2. A process according to claim 1 in which the main polymer is a high molecular weight
linear water soluble cationic polymer having molecular weight above 500,000.
3. A process according to claim 2 in which the inorganic material is bentonite.
4. A process according to any preceding claim in which at least 25% by weight of the
cellulosic suspension is formed from mechanically derived pulp and/or deinked pulp.
5. A process according to any preceding claim in which the product is newsprint or
board.
6. A process according to any preceding claim in which the main polymer is a synthetic
polymer having intrinsic viscosity at least 4dl/g or is cationic starch and a low
molecular weight water soluble synthetic cationic polymer having lower molecular weight
is incorporated in the suspension before the main polymer.
7. A process according to claim 6 in which the low molecular weight polymer has intrinsic
viscosity below 2dl/g.
8. A process according to claim 6 in which the low molecular weight polymer has molecular
weight 100,000 to 500,000.
9. A process according to any of claims 6 to 8 in which the low molecular weight polymer
is selected from polyethylene imine, polyamines, polycyandiamide formaldehyde polymers,
amphoteric polymers, and polymers of monomers selected from diallyl dimethyl ammonium
chloruide, diallylaminoalkyl (meth) acrylates and dialkylaminoalkyl (meth) acrylamides.
10. A process according to any of claims 6 to 9 in which the low molecular weight
polymer is an amphoteric cationic dry strength resin and the product is board.

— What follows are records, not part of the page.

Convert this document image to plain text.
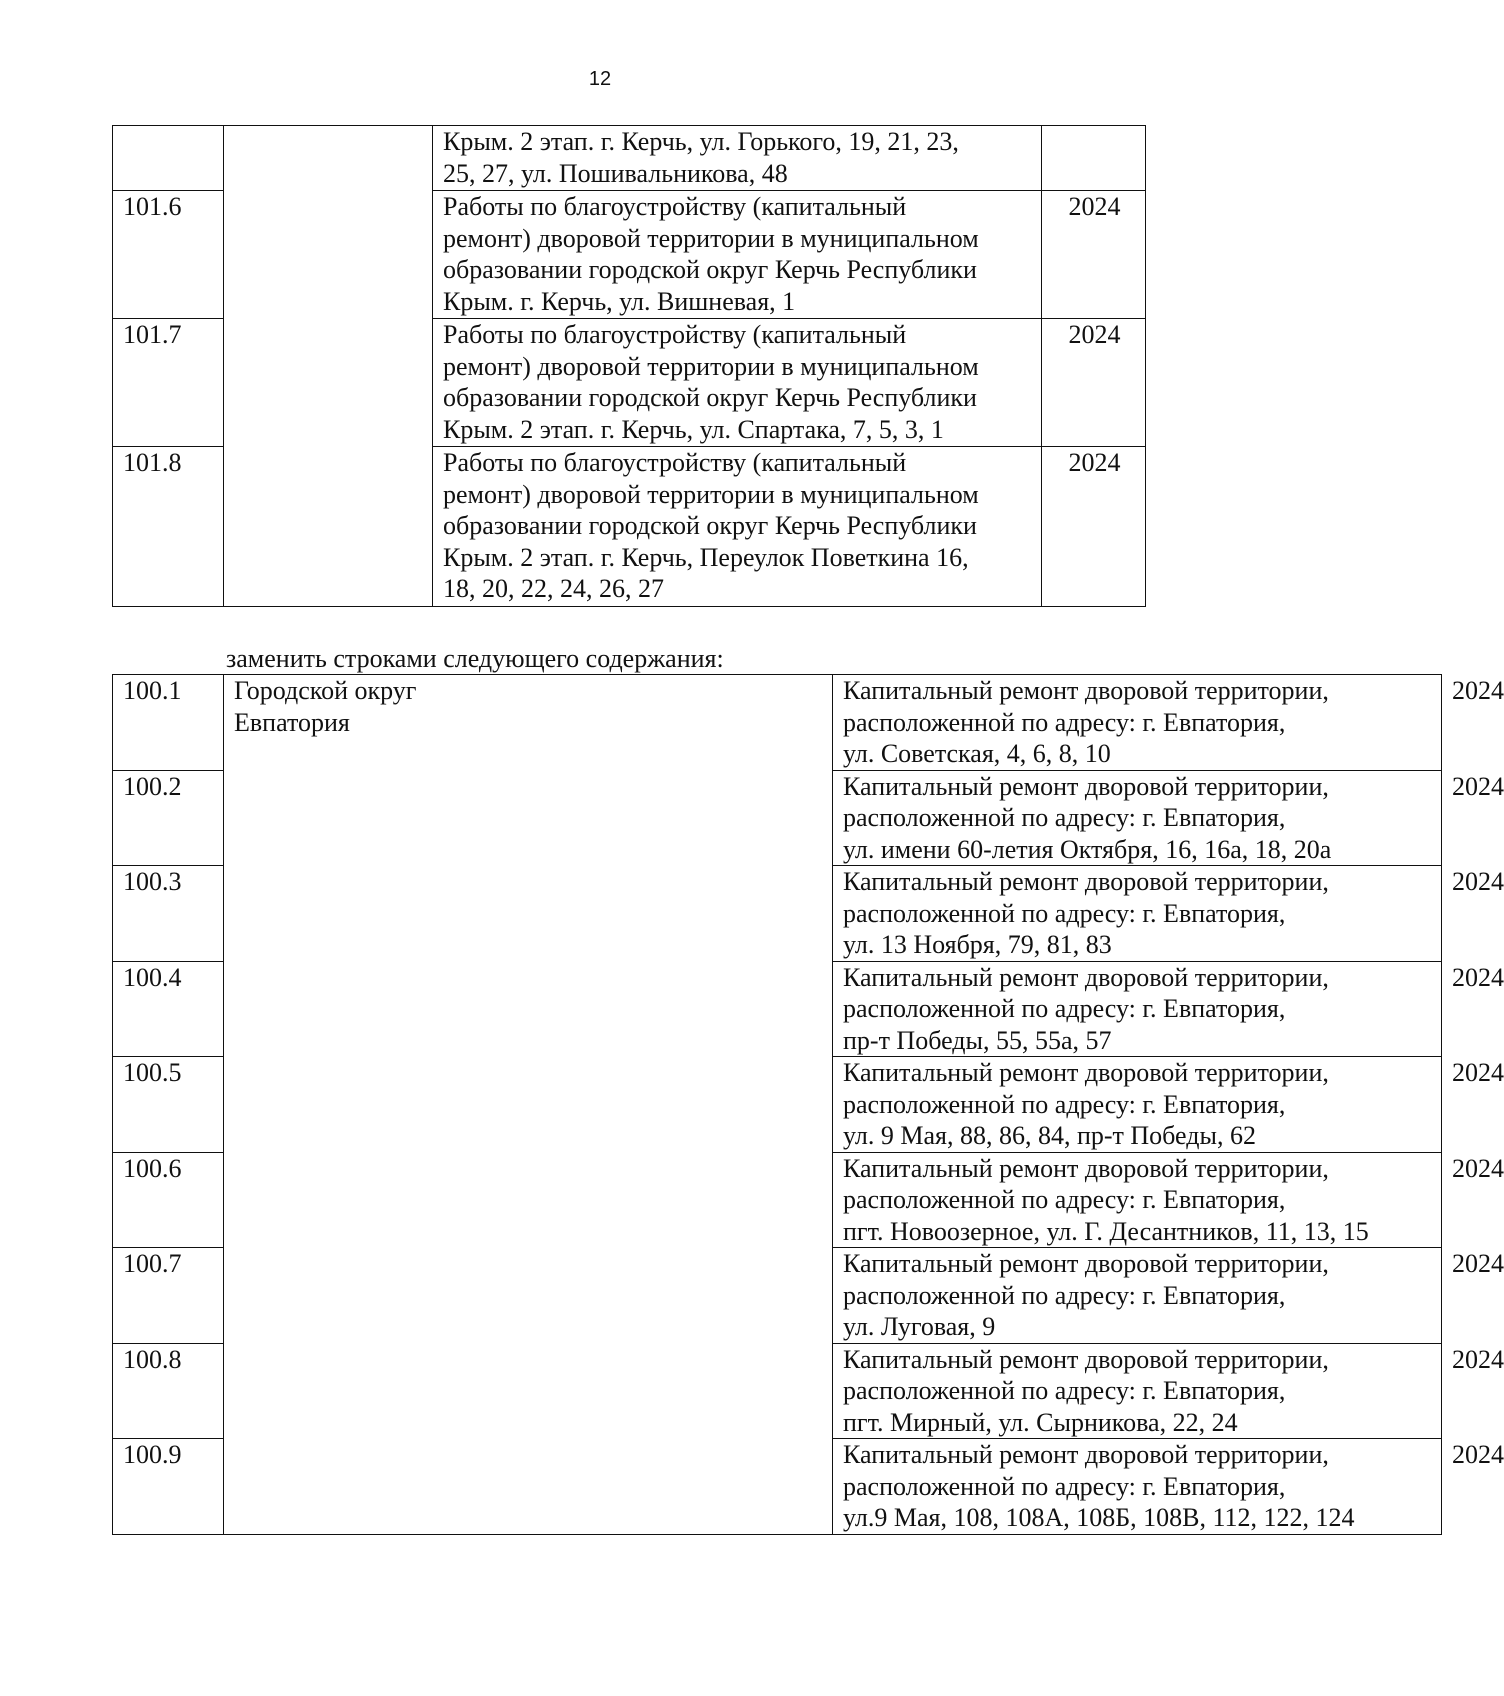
12
		Крым. 2 этап. г. Керчь, ул. Горького, 19, 21, 23,
25, 27, ул. Пошивальникова, 48	
101.6		Работы по благоустройству (капитальный
ремонт) дворовой территории в муниципальном
образовании городской округ Керчь Республики
Крым. г. Керчь, ул. Вишневая, 1	2024
101.7		Работы по благоустройству (капитальный
ремонт) дворовой территории в муниципальном
образовании городской округ Керчь Республики
Крым. 2 этап. г. Керчь, ул. Спартака, 7, 5, 3, 1	2024
101.8		Работы по благоустройству (капитальный
ремонт) дворовой территории в муниципальном
образовании городской округ Керчь Республики
Крым. 2 этап. г. Керчь, Переулок Поветкина 16,
18, 20, 22, 24, 26, 27	2024
заменить строками следующего содержания:
100.1	Городской округ
Евпатория	Капитальный ремонт дворовой территории,
расположенной по адресу: г. Евпатория,
ул. Советская, 4, 6, 8, 10	2024
100.2		Капитальный ремонт дворовой территории,
расположенной по адресу: г. Евпатория,
ул. имени 60-летия Октября, 16, 16а, 18, 20а	2024
100.3		Капитальный ремонт дворовой территории,
расположенной по адресу: г. Евпатория,
ул. 13 Ноября, 79, 81, 83	2024
100.4		Капитальный ремонт дворовой территории,
расположенной по адресу: г. Евпатория,
пр-т Победы, 55, 55а, 57	2024
100.5		Капитальный ремонт дворовой территории,
расположенной по адресу: г. Евпатория,
ул. 9 Мая, 88, 86, 84, пр-т Победы, 62	2024
100.6		Капитальный ремонт дворовой территории,
расположенной по адресу: г. Евпатория,
пгт. Новоозерное, ул. Г. Десантников, 11, 13, 15	2024
100.7		Капитальный ремонт дворовой территории,
расположенной по адресу: г. Евпатория,
ул. Луговая, 9	2024
100.8		Капитальный ремонт дворовой территории,
расположенной по адресу: г. Евпатория,
пгт. Мирный, ул. Сырникова, 22, 24	2024
100.9		Капитальный ремонт дворовой территории,
расположенной по адресу: г. Евпатория,
ул.9 Мая, 108, 108А, 108Б, 108В, 112, 122, 124	2024
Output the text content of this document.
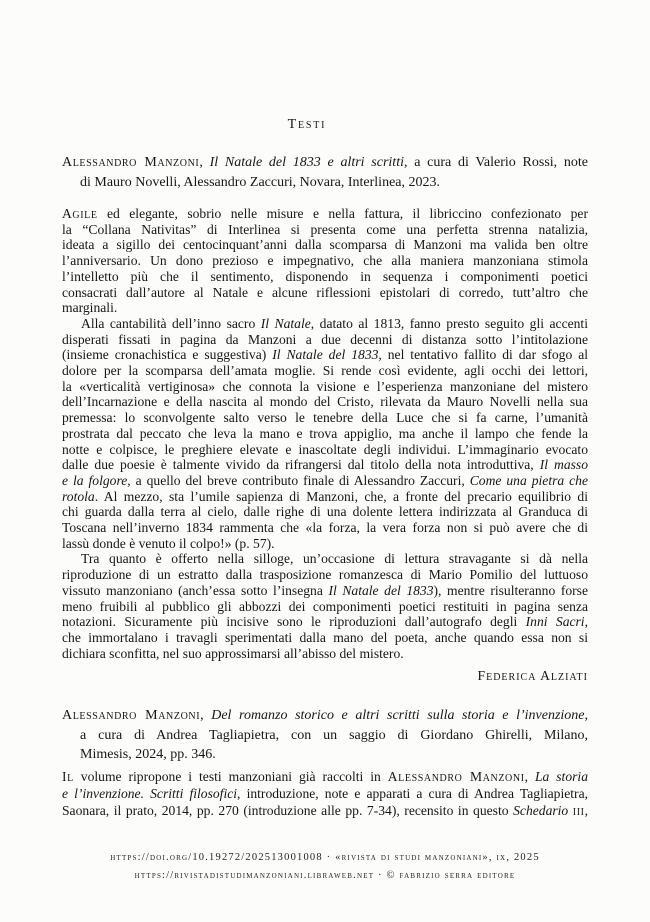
Testi
Alessandro Manzoni, Il Natale del 1833 e altri scritti, a cura di Valerio Rossi, note
di Mauro Novelli, Alessandro Zaccuri, Novara, Interlinea, 2023.
Agile ed elegante, sobrio nelle misure e nella fattura, il libriccino confezionato per
la “Collana Nativitas” di Interlinea si presenta come una perfetta strenna natalizia,
ideata a sigillo dei centocinquant’anni dalla scomparsa di Manzoni ma valida ben oltre
l’anniversario. Un dono prezioso e impegnativo, che alla maniera manzoniana stimola
l’intelletto più che il sentimento, disponendo in sequenza i componimenti poetici
consacrati dall’autore al Natale e alcune riflessioni epistolari di corredo, tutt’altro che
marginali.
Alla cantabilità dell’inno sacro Il Natale, datato al 1813, fanno presto seguito gli accenti
disperati fissati in pagina da Manzoni a due decenni di distanza sotto l’intitolazione
(insieme cronachistica e suggestiva) Il Natale del 1833, nel tentativo fallito di dar sfogo al
dolore per la scomparsa dell’amata moglie. Si rende così evidente, agli occhi dei lettori,
la «verticalità vertiginosa» che connota la visione e l’esperienza manzoniane del mistero
dell’Incarnazione e della nascita al mondo del Cristo, rilevata da Mauro Novelli nella sua
premessa: lo sconvolgente salto verso le tenebre della Luce che si fa carne, l’umanità
prostrata dal peccato che leva la mano e trova appiglio, ma anche il lampo che fende la
notte e colpisce, le preghiere elevate e inascoltate degli individui. L’immaginario evocato
dalle due poesie è talmente vivido da rifrangersi dal titolo della nota introduttiva, Il masso
e la folgore, a quello del breve contributo finale di Alessandro Zaccuri, Come una pietra che
rotola. Al mezzo, sta l’umile sapienza di Manzoni, che, a fronte del precario equilibrio di
chi guarda dalla terra al cielo, dalle righe di una dolente lettera indirizzata al Granduca di
Toscana nell’inverno 1834 rammenta che «la forza, la vera forza non si può avere che di
lassù donde è venuto il colpo!» (p. 57).
Tra quanto è offerto nella silloge, un’occasione di lettura stravagante si dà nella
riproduzione di un estratto dalla trasposizione romanzesca di Mario Pomilio del luttuoso
vissuto manzoniano (anch’essa sotto l’insegna Il Natale del 1833), mentre risulteranno forse
meno fruibili al pubblico gli abbozzi dei componimenti poetici restituiti in pagina senza
notazioni. Sicuramente più incisive sono le riproduzioni dall’autografo degli Inni Sacri,
che immortalano i travagli sperimentati dalla mano del poeta, anche quando essa non si
dichiara sconfitta, nel suo approssimarsi all’abisso del mistero.
Federica Alziati
Alessandro Manzoni, Del romanzo storico e altri scritti sulla storia e l’invenzione,
a cura di Andrea Tagliapietra, con un saggio di Giordano Ghirelli, Milano,
Mimesis, 2024, pp. 346.
Il volume ripropone i testi manzoniani già raccolti in Alessandro Manzoni, La storia
e l’invenzione. Scritti filosofici, introduzione, note e apparati a cura di Andrea Tagliapietra,
Saonara, il prato, 2014, pp. 270 (introduzione alle pp. 7-34), recensito in questo Schedario iii,
https://doi.org/10.19272/202513001008 · «rivista di studi manzoniani», ix, 2025
https://rivistadistudimanzoniani.libraweb.net · © fabrizio serra editore
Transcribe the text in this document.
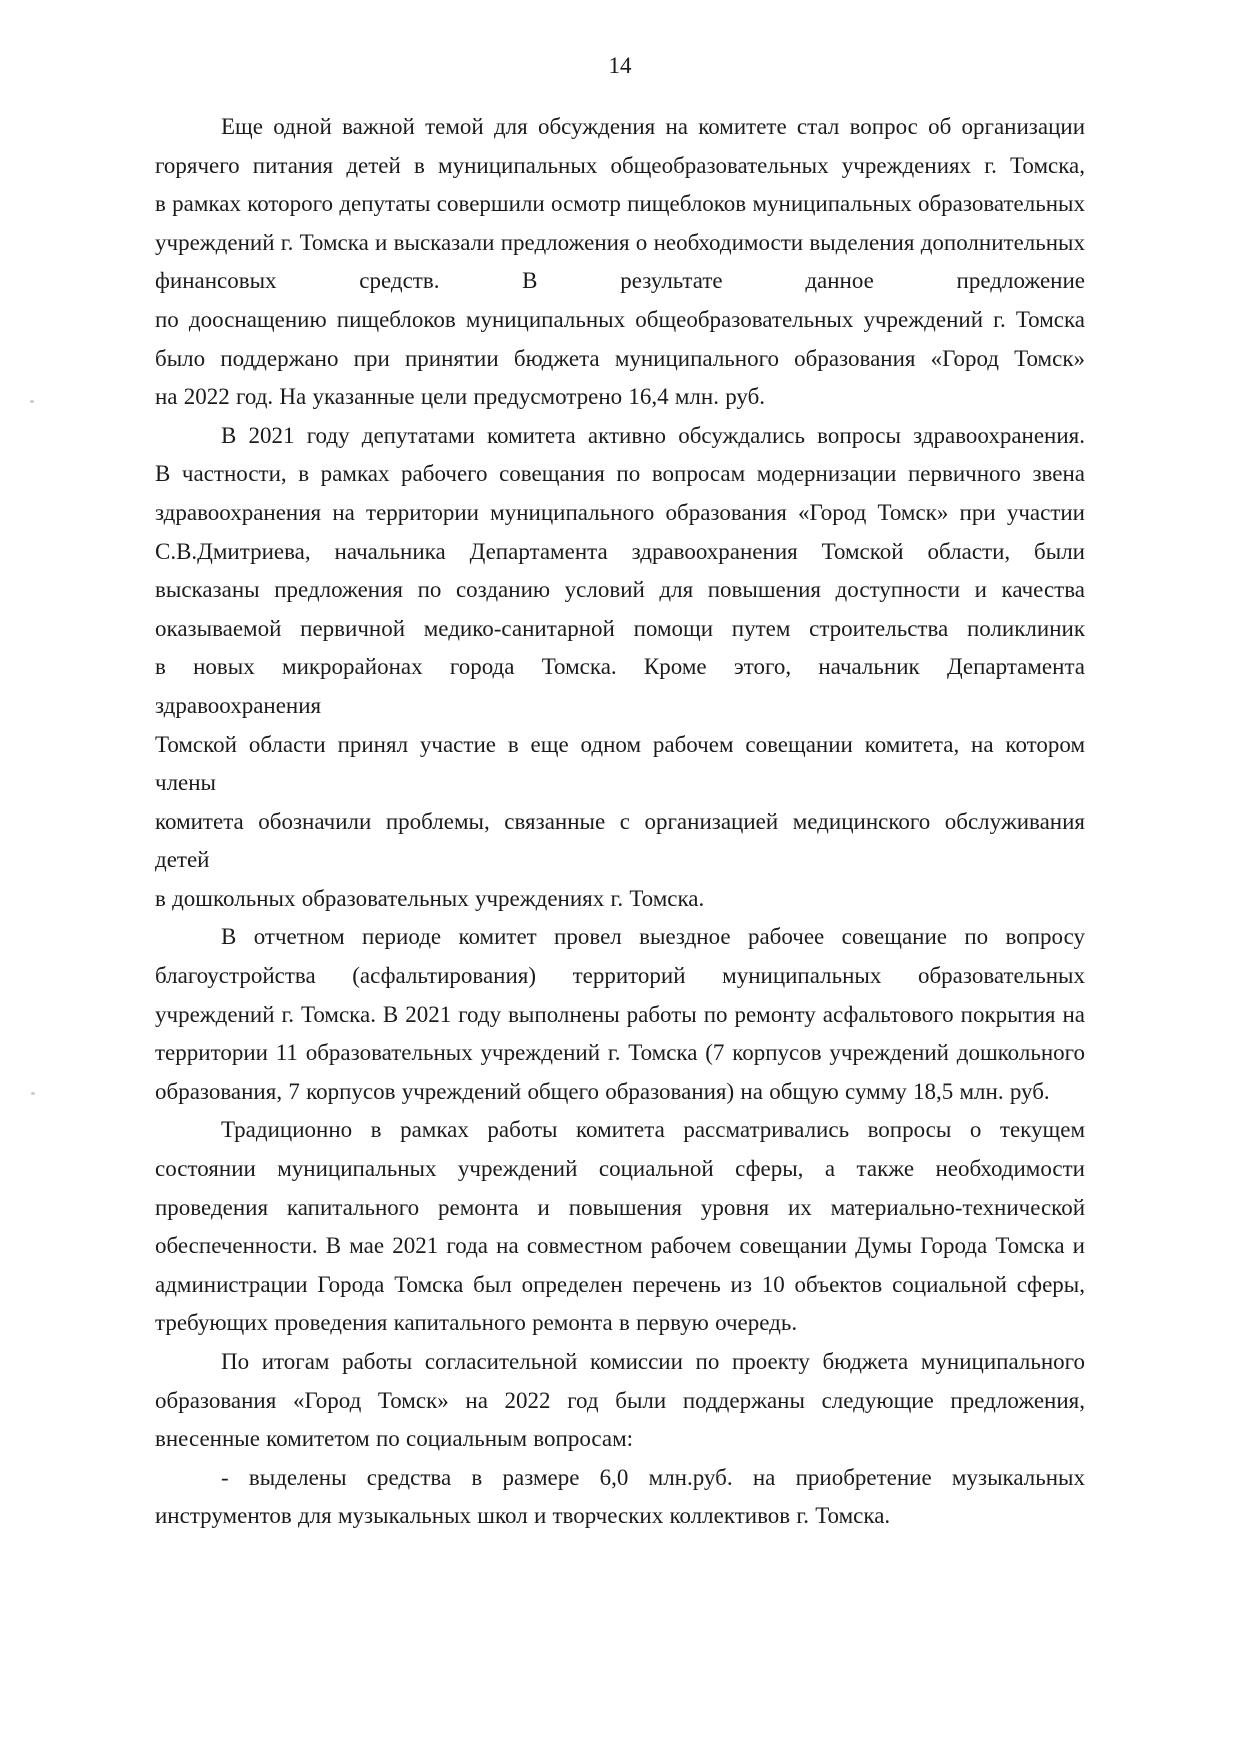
14
Еще одной важной темой для обсуждения на комитете стал вопрос об организации
горячего питания детей в муниципальных общеобразовательных учреждениях г. Томска,
в рамках которого депутаты совершили осмотр пищеблоков муниципальных образовательных
учреждений г. Томска и высказали предложения о необходимости выделения дополнительных
финансовых средств. В результате данное предложение
по дооснащению пищеблоков муниципальных общеобразовательных учреждений г. Томска
было поддержано при принятии бюджета муниципального образования «Город Томск»
на 2022 год. На указанные цели предусмотрено 16,4 млн. руб.
В 2021 году депутатами комитета активно обсуждались вопросы здравоохранения.
В частности, в рамках рабочего совещания по вопросам модернизации первичного звена
здравоохранения на территории муниципального образования «Город Томск» при участии
С.В.Дмитриева, начальника Департамента здравоохранения Томской области, были
высказаны предложения по созданию условий для повышения доступности и качества
оказываемой первичной медико-санитарной помощи путем строительства поликлиник
в новых микрорайонах города Томска. Кроме этого, начальник Департамента здравоохранения
Томской области принял участие в еще одном рабочем совещании комитета, на котором члены
комитета обозначили проблемы, связанные с организацией медицинского обслуживания детей
в дошкольных образовательных учреждениях г. Томска.
В отчетном периоде комитет провел выездное рабочее совещание по вопросу
благоустройства (асфальтирования) территорий муниципальных образовательных
учреждений г. Томска. В 2021 году выполнены работы по ремонту асфальтового покрытия на
территории 11 образовательных учреждений г. Томска (7 корпусов учреждений дошкольного
образования, 7 корпусов учреждений общего образования) на общую сумму 18,5 млн. руб.
Традиционно в рамках работы комитета рассматривались вопросы о текущем
состоянии муниципальных учреждений социальной сферы, а также необходимости
проведения капитального ремонта и повышения уровня их материально-технической
обеспеченности. В мае 2021 года на совместном рабочем совещании Думы Города Томска и
администрации Города Томска был определен перечень из 10 объектов социальной сферы,
требующих проведения капитального ремонта в первую очередь.
По итогам работы согласительной комиссии по проекту бюджета муниципального
образования «Город Томск» на 2022 год были поддержаны следующие предложения,
внесенные комитетом по социальным вопросам:
- выделены средства в размере 6,0 млн.руб. на приобретение музыкальных
инструментов для музыкальных школ и творческих коллективов г. Томска.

11. A process according to any of claims 6 to 10 in which the suspension to which
the low molecular weight polymer is added has a cationic demand, as measured on the
main cationic polymer, of at least 400g/t and the amount of low molecular weight polymer
that is added reduces the said cationic demand to below 300g/t.
12. A process according to any of claims 6 to 11 in which the suspension that is drained
to form the paper or paper board is a thin stock formed by dilution of a thick stock
and the main polymer is added to the thin stock and the low molecular weight polymer
is present in the thick stock.
13. A process according to claim 12 in which the suspension that is drained to form
the paper or paper board is a thin stock formed by dilution of a thick stock and the
main polymer is added to the thin stock and the low molecular weight polymer is added
to the thin stock or to the thick stock in an amount of from 0.01 to 0.5% based on
the dry weight of suspension.
14. A process according to any preceding claim in which the suspension that is drained
to form the paper or paper board is made by diluting a drained pulp that has been
made by draining a cellulosic pulp containing a pulp drainage aid and in which the
drainage aid comprises a water soluble, cationic, synthetic, polymeric drainage aid
having intrinsic viscosity above 4dl/g.